Defining the DLL Load Order

When reducing the number of DLLs or relaying out the application's code isn't enough, it is time for a more radical method: manually specifying the load order of the DLLs. The load order is important because if a large DLL is loaded early, it pushes down the load address of all subsequent small DLLs. Typically, the large DLL is used by a single application. But if it is loaded early, it can impact the other application by pushing down the load address of the other applications DLLs to the point where they cannot be loaded.

The solution is to load the small DLLs first, and then have the offending large DLL loaded later or even last. This raises the issue of how to force the load order of the DLLs. One way is to sequence the startup of the different processes in the application suite but this sometimes can be problematic.

Another way to define the DLL load order is to write a small application that runs before the primary application that loads the RAM based DLLs in a defined order by repeatedly calling the Win32 function LoadLibrary. The DLL loader stays running for the life of the primary application and then terminates. It can even launch the primary application by calling CreateProcess and wait until the primary application terminates by blocking on the process handle returned by CreateProcess. The DLL load application does not use a lot of RAM because the loaded DLLs will all be loaded eventually by the other processes.

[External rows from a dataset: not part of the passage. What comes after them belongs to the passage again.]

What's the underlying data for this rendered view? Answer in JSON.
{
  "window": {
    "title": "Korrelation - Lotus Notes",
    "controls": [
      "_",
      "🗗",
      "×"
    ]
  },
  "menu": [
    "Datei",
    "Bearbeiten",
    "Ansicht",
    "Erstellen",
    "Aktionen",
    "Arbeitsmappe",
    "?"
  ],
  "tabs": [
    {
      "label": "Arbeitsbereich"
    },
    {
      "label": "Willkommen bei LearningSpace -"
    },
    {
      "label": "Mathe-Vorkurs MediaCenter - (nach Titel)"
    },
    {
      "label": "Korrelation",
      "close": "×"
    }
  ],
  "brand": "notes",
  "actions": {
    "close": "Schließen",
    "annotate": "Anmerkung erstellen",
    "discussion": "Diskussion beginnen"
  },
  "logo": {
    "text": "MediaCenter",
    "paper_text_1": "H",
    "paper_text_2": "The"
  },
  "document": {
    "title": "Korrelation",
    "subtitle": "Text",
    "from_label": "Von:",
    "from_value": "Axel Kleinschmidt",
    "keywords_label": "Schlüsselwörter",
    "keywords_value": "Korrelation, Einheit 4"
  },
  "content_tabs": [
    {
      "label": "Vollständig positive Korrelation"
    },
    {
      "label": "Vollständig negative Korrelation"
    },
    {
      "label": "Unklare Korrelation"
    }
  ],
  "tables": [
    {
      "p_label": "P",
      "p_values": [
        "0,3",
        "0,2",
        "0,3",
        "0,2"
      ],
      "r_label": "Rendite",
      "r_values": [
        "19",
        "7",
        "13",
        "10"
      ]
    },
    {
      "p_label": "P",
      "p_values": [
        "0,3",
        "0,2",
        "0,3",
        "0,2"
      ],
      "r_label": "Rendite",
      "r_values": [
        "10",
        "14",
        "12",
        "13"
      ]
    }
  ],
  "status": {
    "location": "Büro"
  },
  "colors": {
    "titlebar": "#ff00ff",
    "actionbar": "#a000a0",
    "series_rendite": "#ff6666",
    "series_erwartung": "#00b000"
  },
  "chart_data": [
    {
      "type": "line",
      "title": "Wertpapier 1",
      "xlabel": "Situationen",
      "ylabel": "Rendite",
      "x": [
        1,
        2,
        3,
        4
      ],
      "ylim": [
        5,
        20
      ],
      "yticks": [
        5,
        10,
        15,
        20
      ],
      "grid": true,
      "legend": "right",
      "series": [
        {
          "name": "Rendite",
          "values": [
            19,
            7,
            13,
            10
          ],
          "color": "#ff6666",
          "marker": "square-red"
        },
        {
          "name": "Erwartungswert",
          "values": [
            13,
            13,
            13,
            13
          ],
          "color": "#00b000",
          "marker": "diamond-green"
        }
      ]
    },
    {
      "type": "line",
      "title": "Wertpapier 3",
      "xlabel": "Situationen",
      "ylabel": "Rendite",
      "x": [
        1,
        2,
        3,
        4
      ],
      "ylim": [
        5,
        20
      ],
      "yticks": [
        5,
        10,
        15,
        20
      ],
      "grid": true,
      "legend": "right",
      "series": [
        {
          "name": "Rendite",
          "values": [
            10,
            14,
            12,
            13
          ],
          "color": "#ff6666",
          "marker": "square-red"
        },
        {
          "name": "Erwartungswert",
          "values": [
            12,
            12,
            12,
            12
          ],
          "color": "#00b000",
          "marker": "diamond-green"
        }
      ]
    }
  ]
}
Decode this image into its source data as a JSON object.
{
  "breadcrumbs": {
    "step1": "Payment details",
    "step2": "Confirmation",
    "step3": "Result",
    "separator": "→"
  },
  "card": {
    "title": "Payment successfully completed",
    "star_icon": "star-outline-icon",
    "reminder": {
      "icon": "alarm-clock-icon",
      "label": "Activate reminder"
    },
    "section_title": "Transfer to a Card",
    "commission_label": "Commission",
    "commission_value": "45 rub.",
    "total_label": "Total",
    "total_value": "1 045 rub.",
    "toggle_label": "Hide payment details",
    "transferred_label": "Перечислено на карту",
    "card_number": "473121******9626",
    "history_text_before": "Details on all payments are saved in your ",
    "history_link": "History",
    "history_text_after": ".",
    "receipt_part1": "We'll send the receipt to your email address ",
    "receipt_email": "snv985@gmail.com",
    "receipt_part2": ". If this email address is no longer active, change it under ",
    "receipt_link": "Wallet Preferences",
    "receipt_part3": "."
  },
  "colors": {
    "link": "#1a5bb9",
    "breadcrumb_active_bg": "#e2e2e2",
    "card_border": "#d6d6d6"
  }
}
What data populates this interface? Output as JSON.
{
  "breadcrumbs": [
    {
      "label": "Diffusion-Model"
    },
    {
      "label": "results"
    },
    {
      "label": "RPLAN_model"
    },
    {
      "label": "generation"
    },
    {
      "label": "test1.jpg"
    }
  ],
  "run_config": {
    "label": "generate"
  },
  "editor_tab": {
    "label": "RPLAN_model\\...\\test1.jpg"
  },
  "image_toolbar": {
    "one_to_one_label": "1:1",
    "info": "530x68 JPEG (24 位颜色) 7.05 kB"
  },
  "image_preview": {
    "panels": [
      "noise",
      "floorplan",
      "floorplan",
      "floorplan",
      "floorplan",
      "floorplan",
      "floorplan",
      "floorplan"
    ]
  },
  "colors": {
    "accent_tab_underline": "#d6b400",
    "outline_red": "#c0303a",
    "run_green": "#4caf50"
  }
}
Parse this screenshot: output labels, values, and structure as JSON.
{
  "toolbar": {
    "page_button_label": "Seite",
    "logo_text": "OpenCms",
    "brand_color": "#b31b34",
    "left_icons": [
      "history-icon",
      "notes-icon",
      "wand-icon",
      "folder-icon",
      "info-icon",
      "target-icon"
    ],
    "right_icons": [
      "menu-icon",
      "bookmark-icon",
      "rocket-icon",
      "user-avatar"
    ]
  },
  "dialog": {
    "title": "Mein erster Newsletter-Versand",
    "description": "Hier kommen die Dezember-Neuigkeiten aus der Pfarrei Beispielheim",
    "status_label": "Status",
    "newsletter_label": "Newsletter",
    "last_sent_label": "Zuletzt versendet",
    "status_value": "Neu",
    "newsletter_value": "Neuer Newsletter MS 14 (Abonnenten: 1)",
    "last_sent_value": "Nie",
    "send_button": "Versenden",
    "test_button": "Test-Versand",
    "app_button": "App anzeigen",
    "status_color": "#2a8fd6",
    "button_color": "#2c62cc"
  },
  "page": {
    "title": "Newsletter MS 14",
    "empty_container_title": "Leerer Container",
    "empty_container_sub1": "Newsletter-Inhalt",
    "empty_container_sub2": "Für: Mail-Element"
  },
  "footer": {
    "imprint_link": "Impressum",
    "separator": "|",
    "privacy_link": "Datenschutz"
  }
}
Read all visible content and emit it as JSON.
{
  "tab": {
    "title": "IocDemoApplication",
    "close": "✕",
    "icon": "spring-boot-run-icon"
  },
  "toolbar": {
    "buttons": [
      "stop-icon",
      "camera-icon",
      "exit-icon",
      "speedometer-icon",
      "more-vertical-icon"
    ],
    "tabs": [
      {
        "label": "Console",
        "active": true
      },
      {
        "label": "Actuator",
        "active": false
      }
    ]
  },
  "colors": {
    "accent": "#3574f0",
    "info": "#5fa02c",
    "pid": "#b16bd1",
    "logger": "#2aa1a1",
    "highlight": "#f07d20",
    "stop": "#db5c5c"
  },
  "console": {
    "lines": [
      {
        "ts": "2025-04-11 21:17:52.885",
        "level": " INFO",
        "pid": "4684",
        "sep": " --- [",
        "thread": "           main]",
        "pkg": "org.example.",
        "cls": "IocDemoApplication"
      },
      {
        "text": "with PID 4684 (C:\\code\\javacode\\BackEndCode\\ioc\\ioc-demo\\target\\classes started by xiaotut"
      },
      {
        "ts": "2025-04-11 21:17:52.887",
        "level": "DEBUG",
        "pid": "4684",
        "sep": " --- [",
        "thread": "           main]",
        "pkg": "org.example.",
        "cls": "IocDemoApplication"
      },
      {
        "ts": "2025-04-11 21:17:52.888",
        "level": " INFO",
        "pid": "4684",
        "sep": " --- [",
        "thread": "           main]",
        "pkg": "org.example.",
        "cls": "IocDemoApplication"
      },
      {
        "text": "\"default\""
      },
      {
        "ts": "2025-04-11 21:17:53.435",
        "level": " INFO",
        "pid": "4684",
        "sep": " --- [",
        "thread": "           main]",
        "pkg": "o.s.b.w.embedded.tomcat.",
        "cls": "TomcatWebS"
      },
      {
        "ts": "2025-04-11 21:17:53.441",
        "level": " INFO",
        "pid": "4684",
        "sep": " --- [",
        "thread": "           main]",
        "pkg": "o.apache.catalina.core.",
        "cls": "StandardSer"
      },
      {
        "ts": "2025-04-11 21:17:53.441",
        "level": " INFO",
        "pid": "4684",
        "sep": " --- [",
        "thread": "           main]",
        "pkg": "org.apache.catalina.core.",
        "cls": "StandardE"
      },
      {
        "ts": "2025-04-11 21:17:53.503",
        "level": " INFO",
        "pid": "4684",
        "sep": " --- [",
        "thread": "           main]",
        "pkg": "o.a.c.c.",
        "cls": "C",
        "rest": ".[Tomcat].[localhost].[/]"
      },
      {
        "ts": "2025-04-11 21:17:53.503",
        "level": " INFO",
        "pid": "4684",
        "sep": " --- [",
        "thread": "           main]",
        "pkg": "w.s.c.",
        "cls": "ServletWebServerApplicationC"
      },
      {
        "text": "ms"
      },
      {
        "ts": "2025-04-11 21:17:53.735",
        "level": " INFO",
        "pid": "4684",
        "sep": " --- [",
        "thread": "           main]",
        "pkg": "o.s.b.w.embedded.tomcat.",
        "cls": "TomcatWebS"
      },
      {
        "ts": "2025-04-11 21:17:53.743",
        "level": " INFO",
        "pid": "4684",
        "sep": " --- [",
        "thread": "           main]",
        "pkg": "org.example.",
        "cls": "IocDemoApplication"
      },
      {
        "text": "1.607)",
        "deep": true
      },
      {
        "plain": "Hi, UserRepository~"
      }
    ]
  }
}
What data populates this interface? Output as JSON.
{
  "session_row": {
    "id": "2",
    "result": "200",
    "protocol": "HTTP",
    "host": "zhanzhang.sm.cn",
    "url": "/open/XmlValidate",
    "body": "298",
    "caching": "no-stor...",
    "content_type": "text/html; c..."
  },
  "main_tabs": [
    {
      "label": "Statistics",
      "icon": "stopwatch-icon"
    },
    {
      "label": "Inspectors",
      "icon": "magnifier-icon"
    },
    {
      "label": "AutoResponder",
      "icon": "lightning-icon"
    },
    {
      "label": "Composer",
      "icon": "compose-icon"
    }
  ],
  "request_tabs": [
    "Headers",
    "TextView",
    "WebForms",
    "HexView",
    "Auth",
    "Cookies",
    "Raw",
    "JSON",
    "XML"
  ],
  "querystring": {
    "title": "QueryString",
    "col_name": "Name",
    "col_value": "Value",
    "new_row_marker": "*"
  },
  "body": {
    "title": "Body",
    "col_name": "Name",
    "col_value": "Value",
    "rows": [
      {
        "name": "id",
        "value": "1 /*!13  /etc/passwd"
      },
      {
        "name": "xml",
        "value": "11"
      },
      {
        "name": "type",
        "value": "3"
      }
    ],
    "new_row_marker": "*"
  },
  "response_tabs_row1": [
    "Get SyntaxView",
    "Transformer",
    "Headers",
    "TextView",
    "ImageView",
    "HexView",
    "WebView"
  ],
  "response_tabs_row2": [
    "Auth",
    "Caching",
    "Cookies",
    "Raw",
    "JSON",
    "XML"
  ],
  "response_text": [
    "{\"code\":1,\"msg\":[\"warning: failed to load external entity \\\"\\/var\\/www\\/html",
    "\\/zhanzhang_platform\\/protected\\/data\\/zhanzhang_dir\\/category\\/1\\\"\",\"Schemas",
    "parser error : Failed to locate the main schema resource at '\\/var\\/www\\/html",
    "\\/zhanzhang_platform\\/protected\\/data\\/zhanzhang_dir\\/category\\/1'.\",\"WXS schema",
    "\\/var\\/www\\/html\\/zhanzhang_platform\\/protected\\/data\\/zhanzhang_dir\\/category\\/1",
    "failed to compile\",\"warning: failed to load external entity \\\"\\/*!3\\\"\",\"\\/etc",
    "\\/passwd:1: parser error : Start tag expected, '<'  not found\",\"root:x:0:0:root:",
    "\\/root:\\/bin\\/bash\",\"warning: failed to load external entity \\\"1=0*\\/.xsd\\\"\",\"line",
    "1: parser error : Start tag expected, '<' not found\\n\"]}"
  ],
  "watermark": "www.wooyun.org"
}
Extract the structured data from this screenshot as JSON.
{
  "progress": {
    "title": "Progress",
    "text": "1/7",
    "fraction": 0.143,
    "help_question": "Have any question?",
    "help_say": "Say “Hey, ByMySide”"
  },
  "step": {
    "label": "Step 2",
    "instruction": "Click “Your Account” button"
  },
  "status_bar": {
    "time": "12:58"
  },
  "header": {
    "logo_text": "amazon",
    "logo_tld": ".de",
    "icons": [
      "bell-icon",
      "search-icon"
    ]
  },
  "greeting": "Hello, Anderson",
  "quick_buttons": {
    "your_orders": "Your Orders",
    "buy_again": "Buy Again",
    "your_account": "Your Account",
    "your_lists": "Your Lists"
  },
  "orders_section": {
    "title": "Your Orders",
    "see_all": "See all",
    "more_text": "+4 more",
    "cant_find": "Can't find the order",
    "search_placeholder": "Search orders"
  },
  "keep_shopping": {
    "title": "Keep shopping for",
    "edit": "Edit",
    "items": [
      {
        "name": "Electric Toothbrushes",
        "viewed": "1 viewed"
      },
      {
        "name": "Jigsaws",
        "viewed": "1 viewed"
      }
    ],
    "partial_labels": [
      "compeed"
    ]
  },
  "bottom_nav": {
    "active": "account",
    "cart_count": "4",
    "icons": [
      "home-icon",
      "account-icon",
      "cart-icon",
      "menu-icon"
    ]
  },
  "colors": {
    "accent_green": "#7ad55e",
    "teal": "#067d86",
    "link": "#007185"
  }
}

All of the solutions discussed for solving the DLL load problem on the Pocket PC 2002 are hacks of one way or another. None are elegant, nor that maintainable. However, these are the solutions that developers are using to develop their products. Future releases of the Pocket PC should solve this problem, but for developers working on Pocket PC 2002 products, improvisation is the key.

By knowing how Windows CE manages memory, developers can avoid pitfalls and diagnose problems more quickly. Understanding how DLLs are managed by Windows CE helps avoid potential problems in Pocket PC 2002 applications. Even when future releases of the Pocket PC appear that solve this problem, the millions of devices already in the field will need applications. Knowing where to look for the problem is the first step in finding, and then solving the problem.